SED-ML


The Simulation Experiment Description Markup Language is a representation format, based on XML, for the encoding and exchange of simulation descriptions on computational models of biological systems. It is a free and open community development project.
SED-ML Level 1 Version 1, the first version of SED-ML, enables descriptions of time course simulation experiments.

Structure

The SED-ML format is built of five major blocks:
More information on the SED-ML structure is available from the SED-ML home page and the reference publication.

History

The idea of developing a standard format for simulation experiment encoding was born at the European Bioinformatics Institute. In 2007, Dagmar Waltemath and Nicolas Le Novère started to draft such a format during Dagmar's Marie-Curie funded internship in the Computational Neuroscience group at EMBL-EBI.
The SED-ML project was first discussed publicly at the 12th SBML Forum Meeting in 2007, in Long Beach.
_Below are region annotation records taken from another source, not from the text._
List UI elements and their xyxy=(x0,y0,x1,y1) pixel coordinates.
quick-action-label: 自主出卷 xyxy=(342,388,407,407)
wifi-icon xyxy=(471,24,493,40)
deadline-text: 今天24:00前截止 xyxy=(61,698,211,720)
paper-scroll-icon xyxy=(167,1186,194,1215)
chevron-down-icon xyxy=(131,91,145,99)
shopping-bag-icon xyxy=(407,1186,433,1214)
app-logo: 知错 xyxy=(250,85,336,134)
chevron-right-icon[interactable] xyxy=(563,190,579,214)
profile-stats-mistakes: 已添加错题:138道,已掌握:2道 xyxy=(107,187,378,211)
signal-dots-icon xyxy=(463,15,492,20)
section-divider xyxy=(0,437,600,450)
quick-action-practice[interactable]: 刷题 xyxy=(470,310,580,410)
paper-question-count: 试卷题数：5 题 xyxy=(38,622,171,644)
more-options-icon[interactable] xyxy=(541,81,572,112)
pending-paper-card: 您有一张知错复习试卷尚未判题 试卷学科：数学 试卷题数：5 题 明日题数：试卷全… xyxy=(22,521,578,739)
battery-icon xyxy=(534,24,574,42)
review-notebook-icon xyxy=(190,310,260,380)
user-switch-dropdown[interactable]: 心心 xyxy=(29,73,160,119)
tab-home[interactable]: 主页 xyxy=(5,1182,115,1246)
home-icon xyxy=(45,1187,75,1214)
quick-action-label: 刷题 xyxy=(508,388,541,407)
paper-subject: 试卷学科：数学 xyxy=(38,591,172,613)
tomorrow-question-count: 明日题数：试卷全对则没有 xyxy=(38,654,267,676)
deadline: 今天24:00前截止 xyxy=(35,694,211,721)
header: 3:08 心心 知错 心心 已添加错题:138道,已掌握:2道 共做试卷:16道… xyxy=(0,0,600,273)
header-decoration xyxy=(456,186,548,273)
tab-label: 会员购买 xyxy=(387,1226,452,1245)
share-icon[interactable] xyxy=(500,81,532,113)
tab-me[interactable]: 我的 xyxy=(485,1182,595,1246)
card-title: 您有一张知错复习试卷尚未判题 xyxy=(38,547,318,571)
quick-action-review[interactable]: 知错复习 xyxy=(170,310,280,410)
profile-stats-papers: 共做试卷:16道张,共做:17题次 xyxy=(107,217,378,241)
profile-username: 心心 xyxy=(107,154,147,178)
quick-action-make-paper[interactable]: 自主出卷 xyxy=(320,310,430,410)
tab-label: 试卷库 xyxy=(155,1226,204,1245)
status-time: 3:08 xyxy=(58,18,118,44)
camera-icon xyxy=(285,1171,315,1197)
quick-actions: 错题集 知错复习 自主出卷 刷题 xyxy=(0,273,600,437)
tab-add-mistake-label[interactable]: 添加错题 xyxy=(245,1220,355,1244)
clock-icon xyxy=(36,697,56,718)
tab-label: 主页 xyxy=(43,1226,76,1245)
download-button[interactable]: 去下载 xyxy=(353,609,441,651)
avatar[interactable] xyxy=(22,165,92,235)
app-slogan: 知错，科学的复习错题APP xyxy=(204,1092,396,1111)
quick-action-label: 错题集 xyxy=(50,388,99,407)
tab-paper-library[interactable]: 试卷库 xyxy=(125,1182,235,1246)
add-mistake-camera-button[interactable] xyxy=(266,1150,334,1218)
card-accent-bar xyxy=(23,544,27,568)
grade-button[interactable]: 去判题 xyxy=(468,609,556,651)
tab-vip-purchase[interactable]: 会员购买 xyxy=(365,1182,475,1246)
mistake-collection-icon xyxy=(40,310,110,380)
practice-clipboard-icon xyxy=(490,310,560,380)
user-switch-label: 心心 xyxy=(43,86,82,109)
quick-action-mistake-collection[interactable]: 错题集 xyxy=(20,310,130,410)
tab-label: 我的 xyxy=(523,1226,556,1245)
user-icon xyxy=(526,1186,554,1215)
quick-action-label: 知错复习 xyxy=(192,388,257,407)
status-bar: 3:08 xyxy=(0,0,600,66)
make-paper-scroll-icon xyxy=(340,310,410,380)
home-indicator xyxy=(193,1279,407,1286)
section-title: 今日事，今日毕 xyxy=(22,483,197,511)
The first version of SED-ML was then presented at the "Super-hackathon "standards and ontologies for Systems Biology"" in Okinawa in 2008. Back then, the language was called MIASE-ML. In Okinawa, many researchers showed a high interest in the format, and discussions were vital. MIASE became the Minimum Information guideline for simulation experiments. MIASE-ML was renamed into "Simulation Experiment Description Markup Language".
Level 1 Version 1 of SED-ML officially appeared in March 2011, but SED-ML was presented, discussed and further specified during several community meetings in the years in between, including the combined "CellML-SBGN-SBO-BioPAX-MIASE workshop" in 2009, or the "2010 SBML-BioModels.net Hackathon".
Since then SED-ML has been developed in collaboration with the communities forming the "computational modeling in biology network" COMBINE. Besides dedicated sessions at various meetings, the development of SED-ML benefits from community interactions on the SED-ML-discuss mailing list.

SED-ML Community

SED-ML is part of the COmputational Modeling in Biology Network. Format development is coordinated by an editorial board elected by the community. Discussions take place at SED-ML-discuss.